Siuan grogna donc et remit en place ses jupes avec irritation ; elle portait ordinairement des vêtements très simples mais, ce matin, elle avait une toilette de belle toile jaune brodée d’un motif tairen au tracé complexe autour d’une encolure qui manquait de bien peu d’être trop plongeante. Le bleu de ses yeux était aussi froid que l’eau d’un puits profond. Aussi froid que l’eau d’un puits profond l’aurait été si le temps n’était pas devenu fou. Ses robes avaient peut-être changé mais pas ses yeux. « Cela ne marchera pas, de toute façon », dit-elle d’un ton cassant. Sa manière de parler était aussi la même. « On ne colmate pas une coque quand l’ensemble du bateau est brûlé. Bah, c’est une perte de temps, mais j’ai promis, alors allez-y. Leane et moi, nous avons du travail à faire. » Les deux dirigeaient les réseaux d’yeux-et-oreilles pour les Aes Sedai ici à Salidar, les agents qui envoyaient rapports et rumeurs de ce qui se passait dans le monde.
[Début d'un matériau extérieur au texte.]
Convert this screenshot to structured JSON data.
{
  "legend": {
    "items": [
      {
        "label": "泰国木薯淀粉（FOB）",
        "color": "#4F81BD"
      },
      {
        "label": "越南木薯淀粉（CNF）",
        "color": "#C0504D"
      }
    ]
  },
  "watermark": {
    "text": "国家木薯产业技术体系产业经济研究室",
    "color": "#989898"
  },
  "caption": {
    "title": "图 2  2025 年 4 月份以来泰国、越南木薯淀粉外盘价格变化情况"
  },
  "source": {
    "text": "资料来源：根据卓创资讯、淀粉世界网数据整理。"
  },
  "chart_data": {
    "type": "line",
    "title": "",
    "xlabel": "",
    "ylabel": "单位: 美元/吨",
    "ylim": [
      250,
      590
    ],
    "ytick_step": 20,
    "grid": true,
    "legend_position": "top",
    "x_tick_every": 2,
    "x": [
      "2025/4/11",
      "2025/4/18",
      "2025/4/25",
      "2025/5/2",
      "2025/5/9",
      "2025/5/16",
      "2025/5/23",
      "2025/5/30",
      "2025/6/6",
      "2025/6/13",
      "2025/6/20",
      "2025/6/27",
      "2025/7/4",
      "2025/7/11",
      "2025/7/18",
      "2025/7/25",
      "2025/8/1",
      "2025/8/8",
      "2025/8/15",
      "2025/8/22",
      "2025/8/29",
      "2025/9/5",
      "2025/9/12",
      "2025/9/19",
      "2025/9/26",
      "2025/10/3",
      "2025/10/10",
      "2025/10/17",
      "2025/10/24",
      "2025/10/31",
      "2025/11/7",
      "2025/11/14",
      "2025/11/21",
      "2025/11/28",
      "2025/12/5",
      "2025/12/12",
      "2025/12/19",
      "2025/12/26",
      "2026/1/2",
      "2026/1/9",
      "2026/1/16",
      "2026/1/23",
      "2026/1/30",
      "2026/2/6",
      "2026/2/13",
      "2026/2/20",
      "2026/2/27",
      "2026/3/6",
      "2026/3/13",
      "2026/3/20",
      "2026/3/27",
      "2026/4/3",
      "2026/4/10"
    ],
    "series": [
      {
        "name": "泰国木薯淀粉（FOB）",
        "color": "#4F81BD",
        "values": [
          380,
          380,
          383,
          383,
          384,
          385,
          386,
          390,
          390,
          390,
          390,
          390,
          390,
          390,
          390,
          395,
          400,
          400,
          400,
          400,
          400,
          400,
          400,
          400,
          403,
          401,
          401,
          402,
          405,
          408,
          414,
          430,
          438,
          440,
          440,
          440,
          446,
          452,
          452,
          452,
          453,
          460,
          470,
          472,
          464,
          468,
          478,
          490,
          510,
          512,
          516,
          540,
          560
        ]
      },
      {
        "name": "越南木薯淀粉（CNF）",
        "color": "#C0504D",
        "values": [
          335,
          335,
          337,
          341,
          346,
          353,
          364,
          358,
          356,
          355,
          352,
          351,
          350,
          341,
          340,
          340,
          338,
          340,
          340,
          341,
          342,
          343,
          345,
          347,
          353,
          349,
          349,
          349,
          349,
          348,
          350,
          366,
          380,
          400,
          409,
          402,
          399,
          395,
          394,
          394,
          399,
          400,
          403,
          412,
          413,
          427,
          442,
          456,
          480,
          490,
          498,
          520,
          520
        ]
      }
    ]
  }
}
Nynaeve lissa ses propres jupes pour se calmer. Sa robe était en laine blanche unie, avec des bandes de couleur dans le bas, une pour chaque Ajah. Une tenue d’Acceptée. Elle en était plus irritée qu’elle n’aurait pu l’imaginer. Elle aurait de beaucoup préféré porter la robe de soie verte qu’elle avait rangée. Elle voulait bien admettre son goût nouvellement acquis pour les beaux vêtements, du moins en privé, mais son choix de cette robe en particulier n’était dicté que par le confort – elle était mince, légère – et non pas parce qu’elle pensait que le vert était une des couleurs favorites de Lan. Pas du tout. Réflexion oiseuse de la pire sorte. Une Acceptée qui endosse n’importe quoi sauf la tenue blanche à bandes apprend vite qu’elle est très loin d’être au même rang qu’une Aes Sedai. Elle chassa tout cela de sa tête avec fermeté. Elle n’était pas ici pour s’inquiéter de friperies. Il aimait aussi le bleu. Non !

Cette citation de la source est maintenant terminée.